Bilindiği üzere, kelime markaları söz konusu olduğunda, kelimenin yazım şekli değil kelimenin kendisi korunmaktadır. Bu nedenle, kelimenin büyük ya da küçük harfle ya da farklı yazım karakterinde yazılmış olmasının incelemeye etkisi yoktur. Kelime markalarında görsel değerlendirme; kelimenin uzunluğu/kısalığı, harf sayısı, harflerin dizilimi, kelime sayısı ve işaretlerin yapısı gözetilerek yapılmalıdır. Görsel değerlendirmede, kelimenin ilk kısmında oluşan benzerlik ya da benzememe durumu kelimenin son kısmına göre daha büyük öneme sahiptir. Bununla birlikte, görsel algı önce dışta bulunan elemanları ayırt ettiği için, son harf, kelimenin iç kısımlarında yer alan harflere kıyasla, daha büyük etkiye sahip olacaktır. Kelime markalarında, kelime yazıldığından farklı şekilde okunmadığı sürece (yabancı dillerdeki markalar), görsel ve işitsel benzerlik genellikle aynı anda ortaya çıkar. Bununla birlikte, kısa zaman aralığında gerçekleşen işitsel algıya kıyasla, görsel algının daha kesin ve tekrarlanan algılama imkânı sağladığı dikkate alınmalıdır. Bu nedenle, işaretler arasındaki görsel farklılıklar işitsel farklılıklara kıyasla daha fazla etkiye sahip olacaktır.
İşitsel benzerlik, kelime markaları telaffuz edilirken ortaya çıkan benzerlik halidir. İşitsel benzerliğin tespiti, bazı durumlarda tek başına markaların benzer markalar olarak değerlendirilmeleri için yeterli kabul edilebilir. Ancak, işitsel benzerliğin görsel benzerlikle yeterli düzeyde desteklenmemesi halinde markaların benzer markalar olarak değerlendirilmemesi de mümkündür.
Kavramsal (anlamsal) benzerlik, kelime veya şekil markalarının karşılık geldikleri anlam veya kavramlar bakımından ayniyet veya benzerlik içermeleri durumunda ortaya çıkar.
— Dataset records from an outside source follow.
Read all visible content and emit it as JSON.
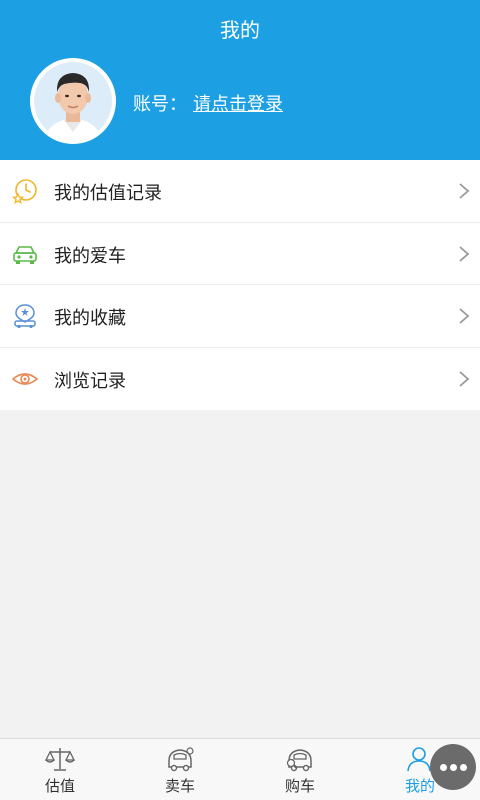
{
  "header": {
    "title": "我的",
    "account_label": "账号：",
    "login_link": "请点击登录",
    "background_color": "#1d9fe3"
  },
  "menu": {
    "items": [
      {
        "label": "我的估值记录",
        "icon": "clock-star-icon"
      },
      {
        "label": "我的爱车",
        "icon": "car-icon"
      },
      {
        "label": "我的收藏",
        "icon": "favorite-car-icon"
      },
      {
        "label": "浏览记录",
        "icon": "eye-icon"
      }
    ]
  },
  "tabbar": {
    "tabs": [
      {
        "label": "估值",
        "icon": "scale-icon",
        "active": false
      },
      {
        "label": "卖车",
        "icon": "car-sell-icon",
        "active": false
      },
      {
        "label": "购车",
        "icon": "car-buy-icon",
        "active": false
      },
      {
        "label": "我的",
        "icon": "person-icon",
        "active": true
      }
    ],
    "active_color": "#1d9fe3"
  },
  "floating": {
    "icon": "more-dots-icon"
  }
}
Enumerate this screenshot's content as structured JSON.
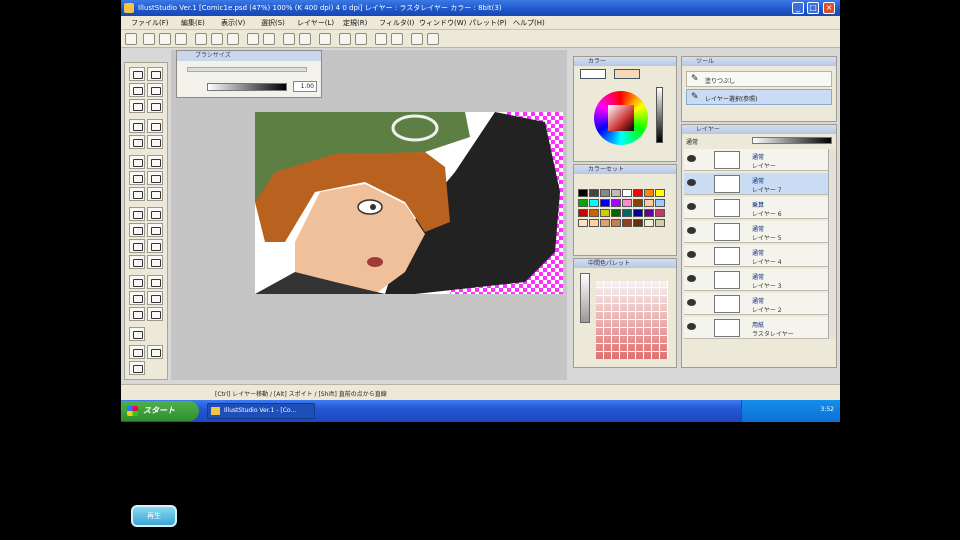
{
  "window": {
    "title": "IllustStudio Ver.1  [Comic1e.psd (47%) 100% (K 400 dpi) 4 0 dpi]  レイヤー : ラスタレイヤー  カラー : 8bit(3)"
  },
  "menu": {
    "items": [
      "ファイル(F)",
      "編集(E)",
      "表示(V)",
      "選択(S)",
      "レイヤー(L)",
      "定規(R)",
      "フィルタ(I)",
      "ウィンドウ(W)",
      "パレット(P)",
      "ヘルプ(H)"
    ]
  },
  "brush_popup": {
    "title": "ブラシサイズ",
    "value": "1.00"
  },
  "color_panel": {
    "title": "カラー"
  },
  "colorset_panel": {
    "title": "カラーセット",
    "swatch_colors": [
      "#000000",
      "#444444",
      "#888888",
      "#bbbbbb",
      "#ffffff",
      "#ff0000",
      "#ff8800",
      "#ffff00",
      "#00aa00",
      "#00ffff",
      "#0000ff",
      "#aa00ff",
      "#ff88cc",
      "#884400",
      "#ffcc99",
      "#99ccff",
      "#cc0000",
      "#cc6600",
      "#cccc00",
      "#006600",
      "#006666",
      "#000099",
      "#660099",
      "#cc3366",
      "#ffe0c0",
      "#ffd0a0",
      "#e0a070",
      "#c08050",
      "#904020",
      "#603010",
      "#f0f0d0",
      "#d0d0a0"
    ]
  },
  "mixer_panel": {
    "title": "中間色パレット"
  },
  "nav_panel": {
    "title": "ツール",
    "items": [
      {
        "label": "塗りつぶし"
      },
      {
        "label": "レイヤー選択(参照)"
      }
    ]
  },
  "layer_panel": {
    "title": "レイヤー",
    "blend_label": "通常",
    "layers": [
      {
        "name": "通常",
        "sub": "レイヤー"
      },
      {
        "name": "通常",
        "sub": "レイヤー 7"
      },
      {
        "name": "乗算",
        "sub": "レイヤー 6"
      },
      {
        "name": "通常",
        "sub": "レイヤー 5"
      },
      {
        "name": "通常",
        "sub": "レイヤー 4"
      },
      {
        "name": "通常",
        "sub": "レイヤー 3"
      },
      {
        "name": "通常",
        "sub": "レイヤー 2"
      },
      {
        "name": "用紙",
        "sub": "ラスタレイヤー"
      }
    ]
  },
  "status": {
    "text": "[Ctrl] レイヤー移動 / [Alt] スポイト / [Shift] 直前の点から直線"
  },
  "taskbar": {
    "start_label": "スタート",
    "task_label": "IllustStudio Ver.1 - [Co...",
    "clock": "3:52"
  },
  "badge": {
    "label": "再生"
  }
}
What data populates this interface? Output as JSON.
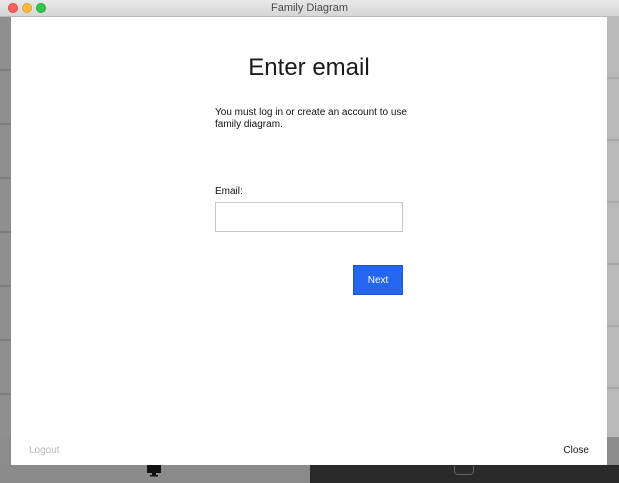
{
  "window": {
    "title": "Family Diagram"
  },
  "dialog": {
    "heading": "Enter email",
    "intro": "You must log in or create an account to use family diagram.",
    "email_label": "Email:",
    "email_value": "",
    "email_placeholder": "",
    "next_label": "Next",
    "logout_label": "Logout",
    "close_label": "Close"
  },
  "colors": {
    "accent": "#2466f0",
    "disabled_text": "#b8b8b8",
    "traffic_close": "#fc605c",
    "traffic_minimize": "#fdbc40",
    "traffic_maximize": "#34c84a"
  },
  "icons": {
    "taskbar_left": "monitor-icon",
    "taskbar_right": "laptop-icon"
  }
}
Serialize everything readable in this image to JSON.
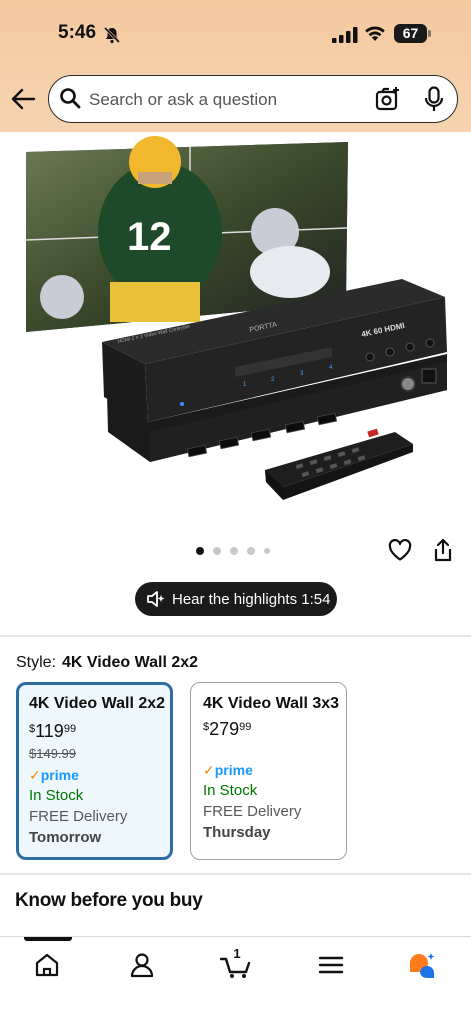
{
  "status_bar": {
    "time": "5:46",
    "battery": "67"
  },
  "search": {
    "placeholder": "Search or ask a question"
  },
  "gallery": {
    "image_count": 5,
    "active_index": 0
  },
  "highlights": {
    "label": "Hear the highlights 1:54"
  },
  "style": {
    "label": "Style:",
    "selected": "4K Video Wall 2x2"
  },
  "options": [
    {
      "title": "4K Video Wall 2x2",
      "price_symbol": "$",
      "price_whole": "119",
      "price_cents": "99",
      "was_price": "$149.99",
      "prime": "prime",
      "stock": "In Stock",
      "delivery": "FREE Delivery",
      "day": "Tomorrow"
    },
    {
      "title": "4K Video Wall 3x3",
      "price_symbol": "$",
      "price_whole": "279",
      "price_cents": "99",
      "prime": "prime",
      "stock": "In Stock",
      "delivery": "FREE Delivery",
      "day": "Thursday"
    }
  ],
  "know_before": {
    "heading": "Know before you buy"
  },
  "product_image": {
    "brand": "PORTTA",
    "device_label": "HDMI 2 X 2 Video Wall Controller",
    "badge": "4K 60 HDMI",
    "player_number": "12",
    "ports": [
      "1",
      "2",
      "3",
      "4"
    ]
  },
  "bottom_nav": {
    "cart_count": "1"
  }
}
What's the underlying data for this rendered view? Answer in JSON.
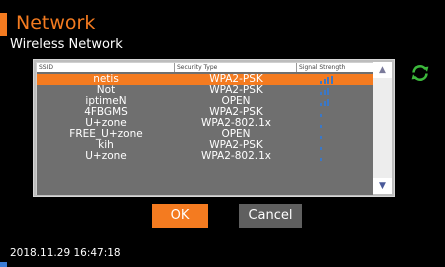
{
  "header": {
    "title": "Network",
    "subtitle": "Wireless Network"
  },
  "table": {
    "columns": [
      "SSID",
      "Security Type",
      "Signal Strength"
    ],
    "rows": [
      {
        "ssid": "netis",
        "security": "WPA2-PSK",
        "signal": 4,
        "selected": true
      },
      {
        "ssid": "Not",
        "security": "WPA2-PSK",
        "signal": 3,
        "selected": false
      },
      {
        "ssid": "iptimeN",
        "security": "OPEN",
        "signal": 3,
        "selected": false
      },
      {
        "ssid": "4FBGMS",
        "security": "WPA2-PSK",
        "signal": 1,
        "selected": false
      },
      {
        "ssid": "U+zone",
        "security": "WPA2-802.1x",
        "signal": 1,
        "selected": false
      },
      {
        "ssid": "FREE_U+zone",
        "security": "OPEN",
        "signal": 1,
        "selected": false
      },
      {
        "ssid": "kih",
        "security": "WPA2-PSK",
        "signal": 1,
        "selected": false
      },
      {
        "ssid": "U+zone",
        "security": "WPA2-802.1x",
        "signal": 1,
        "selected": false
      }
    ]
  },
  "scrollbar": {
    "up_icon": "▲",
    "down_icon": "▼"
  },
  "refresh_icon": "refresh-icon",
  "buttons": {
    "ok": "OK",
    "cancel": "Cancel"
  },
  "footer": {
    "datetime": "2018.11.29  16:47:18"
  },
  "colors": {
    "accent": "#f47b20",
    "signal_bar": "#3a78c8",
    "table_bg": "#6f6f6f"
  }
}
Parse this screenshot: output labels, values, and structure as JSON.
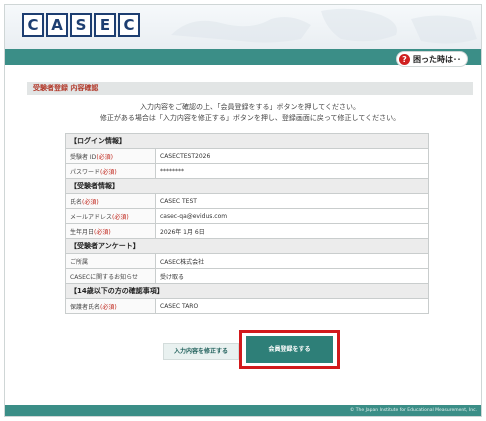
{
  "header": {
    "logo_letters": [
      "C",
      "A",
      "S",
      "E",
      "C"
    ],
    "help_label": "困った時は･･"
  },
  "section": {
    "title": "受験者登録  内容確認",
    "intro_line1": "入力内容をご確認の上、「会員登録をする」ボタンを押してください。",
    "intro_line2": "修正がある場合は「入力内容を修正する」ボタンを押し、登録画面に戻って修正してください。"
  },
  "required_mark": "(必須)",
  "table": {
    "login_header": "【ログイン情報】",
    "id_label": "受験者 ID",
    "id_value": "CASECTEST2026",
    "pw_label": "パスワード",
    "pw_value": "********",
    "person_header": "【受験者情報】",
    "name_label": "氏名",
    "name_value": "CASEC TEST",
    "email_label": "メールアドレス",
    "email_value": "casec-qa@evidus.com",
    "birth_label": "生年月日",
    "birth_value": "2026年 1月 6日",
    "survey_header": "【受験者アンケート】",
    "affiliation_label": "ご所属",
    "affiliation_value": "CASEC株式会社",
    "notice_label": "CASECに関するお知らせ",
    "notice_value": "受け取る",
    "minor_header": "【14歳以下の方の確認事項】",
    "guardian_label": "保護者氏名",
    "guardian_value": "CASEC TARO"
  },
  "buttons": {
    "edit_label": "入力内容を修正する",
    "submit_label": "会員登録をする"
  },
  "footer": {
    "copyright": "© The Japan Institute for Educational Measurement, Inc."
  },
  "colors": {
    "teal": "#3b8e87",
    "navy": "#1d3e71",
    "required_red": "#c0281e",
    "highlight_red": "#d2191c"
  }
}
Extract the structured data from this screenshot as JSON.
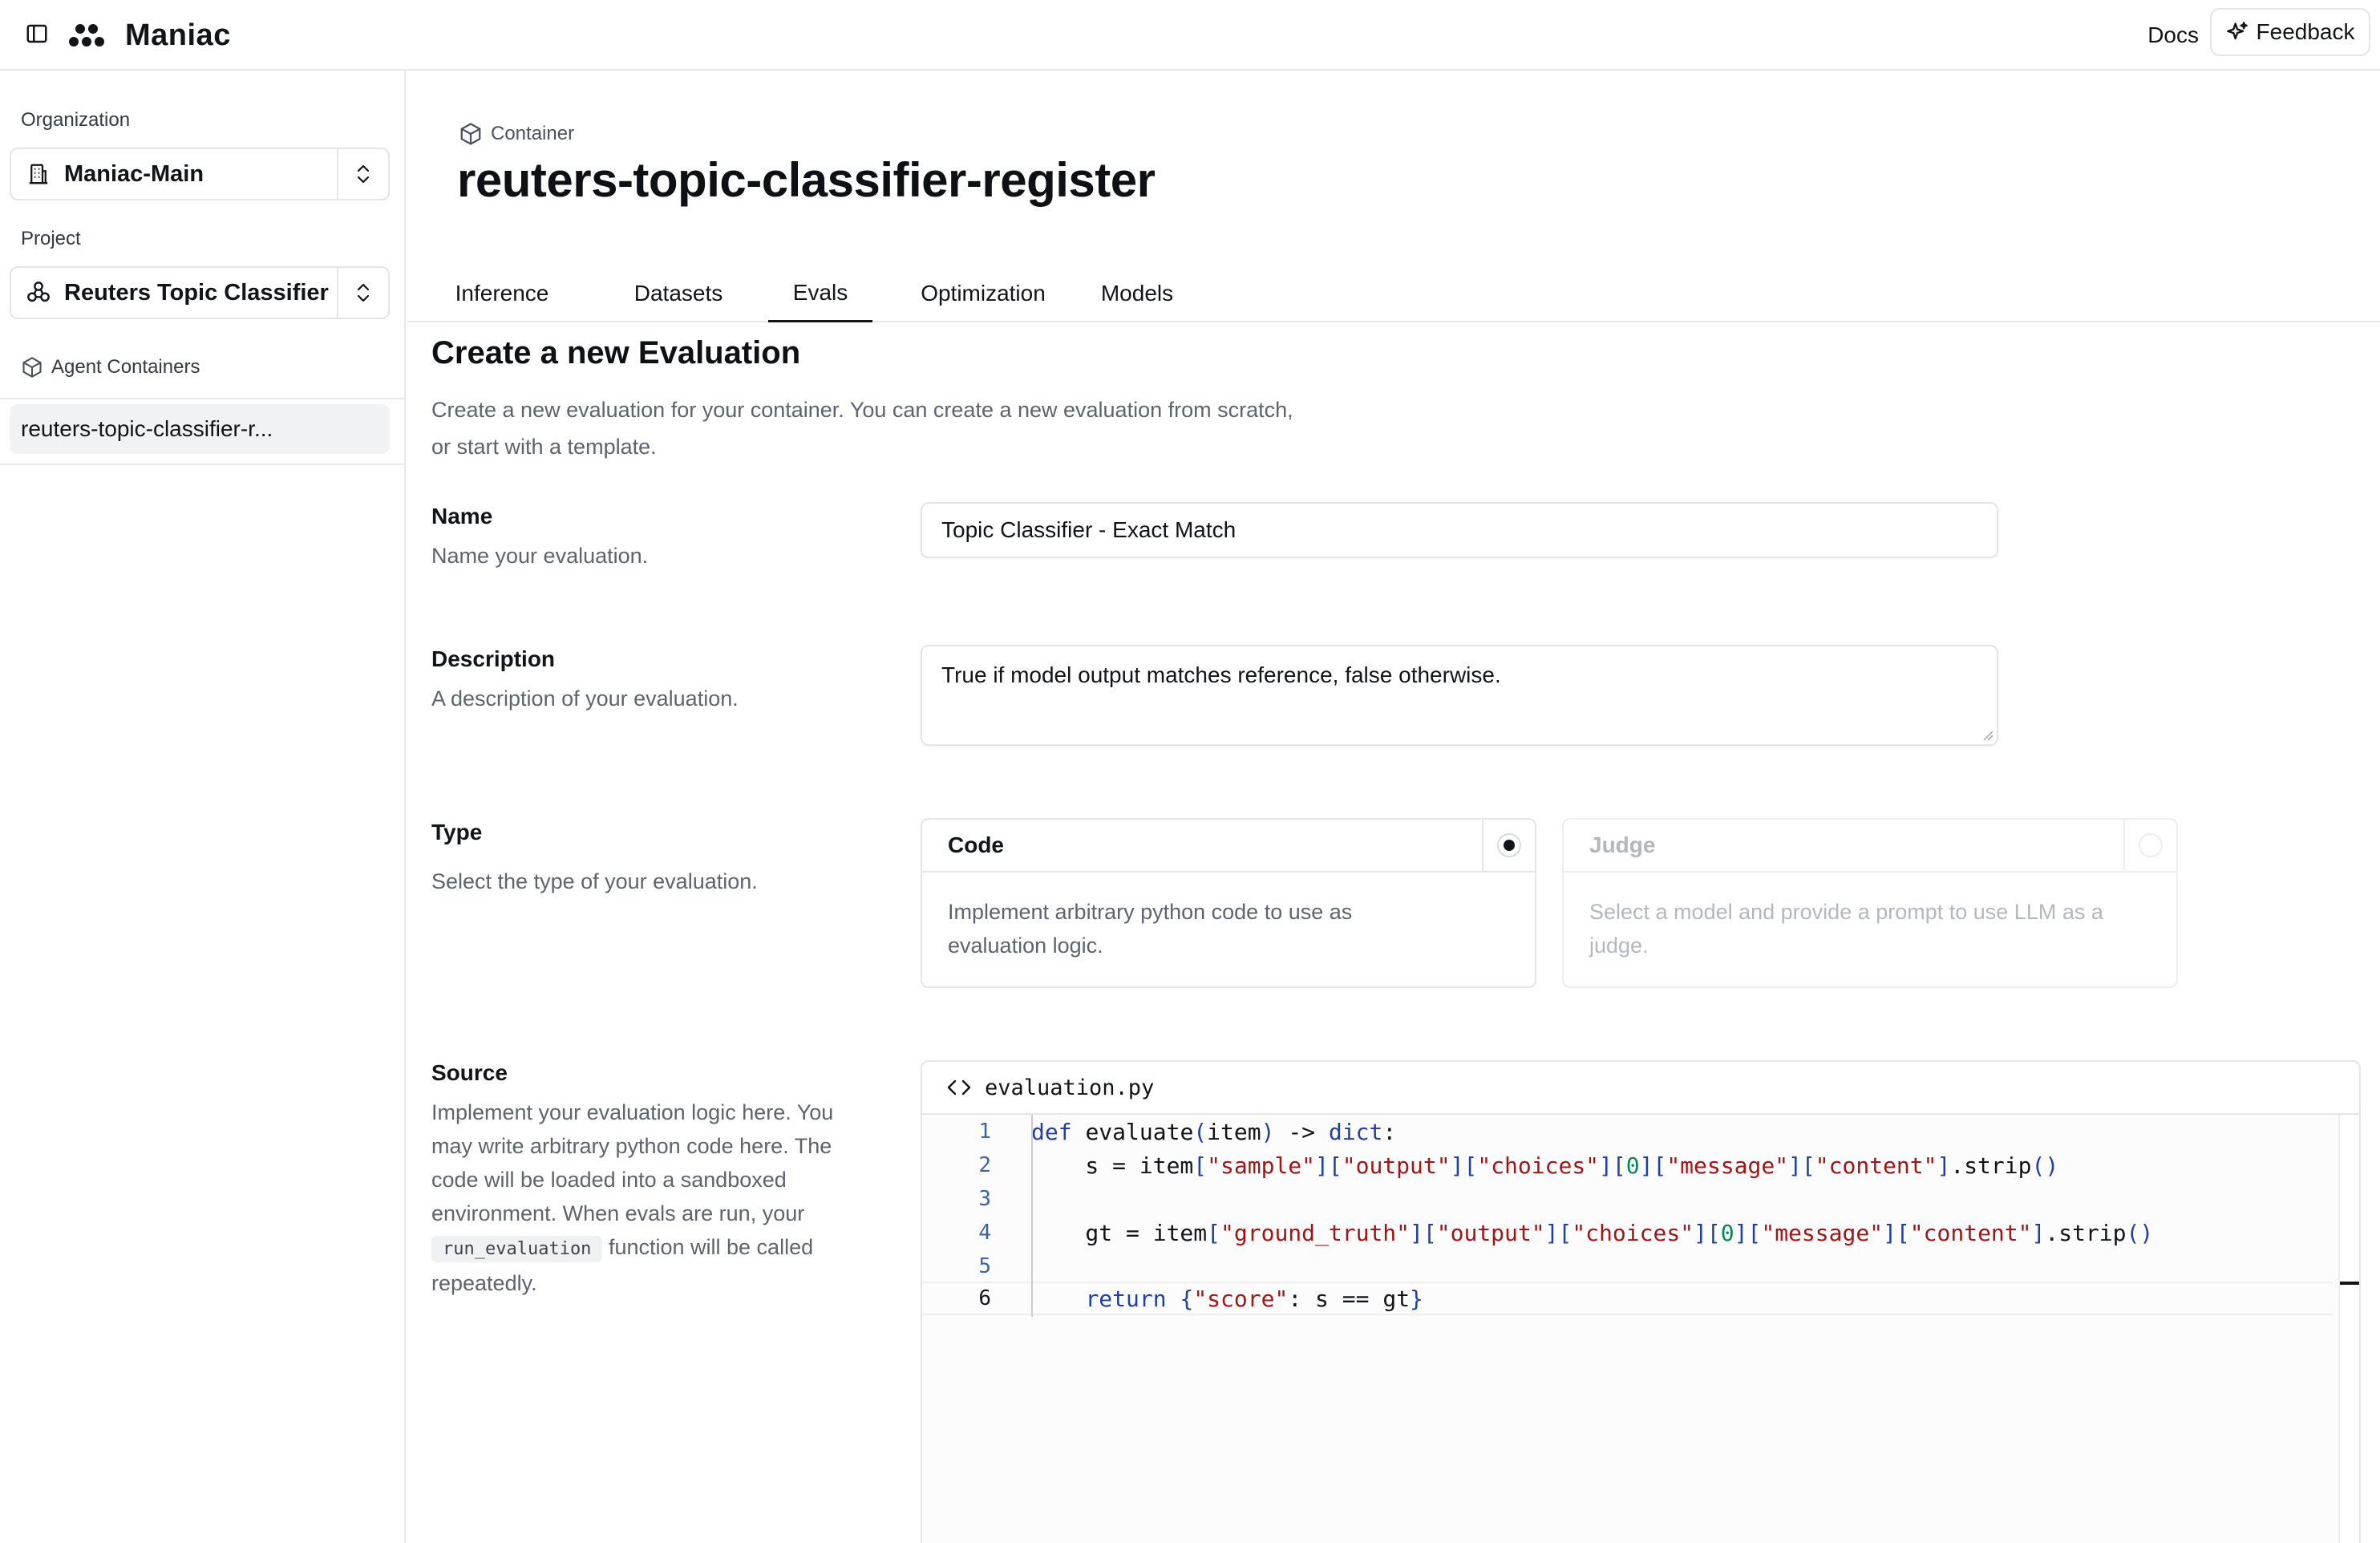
{
  "app": {
    "name": "Maniac",
    "docs_label": "Docs",
    "feedback_label": "Feedback"
  },
  "sidebar": {
    "org_label": "Organization",
    "org_value": "Maniac-Main",
    "project_label": "Project",
    "project_value": "Reuters Topic Classifier",
    "containers_label": "Agent Containers",
    "container_item": "reuters-topic-classifier-r..."
  },
  "header": {
    "crumb": "Container",
    "title": "reuters-topic-classifier-register"
  },
  "tabs": [
    {
      "label": "Inference"
    },
    {
      "label": "Datasets"
    },
    {
      "label": "Evals"
    },
    {
      "label": "Optimization"
    },
    {
      "label": "Models"
    }
  ],
  "active_tab": "Evals",
  "form": {
    "title": "Create a new Evaluation",
    "description_line1": "Create a new evaluation for your container. You can create a new evaluation from scratch,",
    "description_line2": "or start with a template.",
    "name": {
      "label": "Name",
      "help": "Name your evaluation.",
      "value": "Topic Classifier - Exact Match"
    },
    "description": {
      "label": "Description",
      "help": "A description of your evaluation.",
      "value": "True if model output matches reference, false otherwise."
    },
    "type": {
      "label": "Type",
      "help": "Select the type of your evaluation.",
      "selected": "Code",
      "options": [
        {
          "title": "Code",
          "desc_line1": "Implement arbitrary python code to use as",
          "desc_line2": "evaluation logic."
        },
        {
          "title": "Judge",
          "desc_line1": "Select a model and provide a prompt to use LLM as a",
          "desc_line2": "judge."
        }
      ]
    },
    "source": {
      "label": "Source",
      "help_line1": "Implement your evaluation logic here. You",
      "help_line2": "may write arbitrary python code here. The",
      "help_line3": "code will be loaded into a sandboxed",
      "help_line4": "environment. When evals are run, your",
      "help_code": "run_evaluation",
      "help_line5_tail": "function will be called",
      "help_line6": "repeatedly.",
      "filename": "evaluation.py",
      "line_numbers": [
        "1",
        "2",
        "3",
        "4",
        "5",
        "6"
      ],
      "code_lines": [
        "def evaluate(item) -> dict:",
        "    s = item[\"sample\"][\"output\"][\"choices\"][0][\"message\"][\"content\"].strip()",
        "",
        "    gt = item[\"ground_truth\"][\"output\"][\"choices\"][0][\"message\"][\"content\"].strip()",
        "",
        "    return {\"score\": s == gt}"
      ]
    }
  },
  "icons": {
    "sidebar_toggle": "sidebar-panel-icon",
    "logo": "maniac-logo-icon",
    "feedback": "sparkle-icon",
    "org": "building-icon",
    "project": "network-icon",
    "container": "cube-icon",
    "chevrons": "chevrons-up-down-icon",
    "code": "code-brackets-icon"
  }
}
Kelime markalarının kavramsal (anlamsal) benzerliği, temel olarak, farklı şekilde yazılı kelimelerin aynı veya farklı dilde aynı/benzer kavramlara (anlamlara) karşılık gelmeleri durumunda ortaya çıkabilir. Şekil markalarının kavramsal (anlamsal) benzerliği ise temel olarak, markalarda yer alan şekil unsurlarının aynı kavramlara karşılık gelmeleri durumunda ortaya çıkabilir.
Benzerlik ve karıştırılma ihtimali telaffuz, anlam veya biçimden, işaretlerin toplu olarak bıraktığı izlenimden, seri içine girmekten veya başka bir çağrışımdan kaynaklanabilir. Halkın, karşılaştırılan işaretler arasında “bağlantı” kurma ihtimali bulunması, benzerlik bulunduğunu kabul etmek için yeterlidir.
Markalar arasında benzerlik incelemesinde temel ilke, her iki markanın ortalama tüketici üzerinde bıraktığı genel intibaa göre tüm faktörler bir arada gözetilerek “global değerlendirme” yapılmasıdır. Global değerlendirme gereği, markaların unsurlarına bölünerek, unsurlarına göre ayrı değerlendirme yapılması hatalı olacaktır. Bununla birlikte, inceleme sırasında markayı oluşturan jenerik, tanımlayıcı unsurların değerlendirme dışı bırakılmasına engel değildir. Dolayısıyla asıl olan markaların bir bütün halinde bıraktıkları genel intibaa göre değerlendirme yapılmasıdır.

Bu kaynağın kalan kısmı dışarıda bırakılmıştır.